L'arrêt de la Cour, qui a empêché le gouvernement de transférer les fonds destinés à la lutte contre la pandémie vers des projets écologiques et des subventions à l'industrie, a suscité des mises en garde contre le fait que les entreprises allemandes pourraient être privées du soutien nécessaire pour rester compétitives au niveau mondial.

Afin de continuer à soutenir l'industrie, M. Lindner, qui fait preuve d'une grande rigueur budgétaire, a exclu toute augmentation d'impôts et a déclaré qu'il faudrait trouver des économies ailleurs, notamment en réformant l'État-providence.

"Nous parlons d'un besoin supplémentaire important de consolidation", a déclaré M. Lindner dans une interview au journal Handelsblatt. "Nous parlons de milliards à deux chiffres, par exemple pour mettre en œuvre les plans ambitieux de rénovation des infrastructures et d'investissement dans la technologie.

"Dans une phase de faible dynamisme économique, l'objectif doit être d'alléger le fardeau des citoyens et des entreprises", a-t-il ajouté.

Le gouvernement du chancelier Olaf Scholz devrait proposer de lever le frein à l'endettement, qui limite le déficit budgétaire structurel de l'Allemagne à l'équivalent de 0,35 % du produit intérieur brut, en proposant au parlement une "situation d'urgence" pour 2023.

Le frein, introduit après la crise financière mondiale de 2008/09, a été suspendu pour la première fois en 2020 afin d'aider le gouvernement à soutenir les entreprises et les systèmes de santé pendant les retombées économiques de la crise COVID-19.

M. Lindner était réticent à l'idée de suspendre le mécanisme de frein à l'endettement, car son parti prône fortement la discipline fiscale, mais il a cédé lorsque les turbulences budgétaires ont mis à rude épreuve la coalition tripartite fracturée de M. Scholz.

LES MAINS LIÉES DANS UN MATCH DE BOXE

La crise a suscité des appels en faveur d'une réforme du frein à l'endettement.

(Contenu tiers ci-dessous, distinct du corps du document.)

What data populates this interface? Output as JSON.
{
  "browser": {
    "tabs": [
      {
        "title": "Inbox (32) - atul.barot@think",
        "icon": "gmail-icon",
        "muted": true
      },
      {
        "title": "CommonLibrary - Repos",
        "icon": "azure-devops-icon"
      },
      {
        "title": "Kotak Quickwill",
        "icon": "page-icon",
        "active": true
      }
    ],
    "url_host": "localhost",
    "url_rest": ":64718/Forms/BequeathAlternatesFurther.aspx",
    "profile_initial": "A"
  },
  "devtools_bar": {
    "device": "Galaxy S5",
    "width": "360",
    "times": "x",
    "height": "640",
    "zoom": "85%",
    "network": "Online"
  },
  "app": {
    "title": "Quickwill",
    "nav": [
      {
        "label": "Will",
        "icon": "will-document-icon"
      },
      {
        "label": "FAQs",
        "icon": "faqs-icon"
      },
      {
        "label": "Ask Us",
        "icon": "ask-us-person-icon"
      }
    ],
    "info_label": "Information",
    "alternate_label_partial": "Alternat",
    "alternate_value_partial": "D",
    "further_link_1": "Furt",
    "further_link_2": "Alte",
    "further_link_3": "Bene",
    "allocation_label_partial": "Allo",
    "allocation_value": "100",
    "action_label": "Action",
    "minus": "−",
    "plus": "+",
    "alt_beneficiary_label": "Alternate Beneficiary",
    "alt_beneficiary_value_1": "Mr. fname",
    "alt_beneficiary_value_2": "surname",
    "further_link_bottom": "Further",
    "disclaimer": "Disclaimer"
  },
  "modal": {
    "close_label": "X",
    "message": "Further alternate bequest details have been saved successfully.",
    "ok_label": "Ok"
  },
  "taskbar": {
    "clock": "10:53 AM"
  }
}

Le ministre de l'économie, Robert Habeck, membre du parti des Verts, a critiqué le frein à l'endettement, qu'il juge inflexible et qui bloque le soutien vital à l'industrie pour empêcher la délocalisation des emplois et de la création de valeur à l'étranger.

Ovationné lors d'une conférence du parti des Verts, M. Habeck s'est demandé si le frein à l'endettement était applicable à une époque où la protection du climat n'était pas prise au sérieux, où les guerres appartenaient au passé et où la Chine était notre banc de travail bon marché.

"Avec le frein à l'endettement tel qu'il est, nous nous sommes volontairement attachés les mains dans le dos et nous nous lançons dans un combat de boxe. Est-ce ainsi que nous voulons gagner ? Les autres ont des fers à cheval dans leurs gants et nous n'avons même pas les bras libres. On voit bien comment cela va se passer".

Selon un sondage réalisé par la chaîne ZDF, seule une minorité d'Allemands (35 %) est favorable à la suspension du frein à l'endettement, alors que 61 % souhaitent qu'il reste en place.

Quelque 57 % des Allemands souhaitent que le déficit budgétaire résultant de la décision de la Cour soit couvert par des réductions de dépenses, 11 % sont favorables à des augmentations d'impôts et 23 % souhaitent que l'État s'endette davantage.

L'Allemagne est l'une des économies les plus faibles d'Europe cette année, en raison des coûts élevés de l'énergie, de la faiblesse des commandes mondiales et de la hausse des taux d'intérêt. Son économie s'est contractée au troisième trimestre, selon des données publiées vendredi.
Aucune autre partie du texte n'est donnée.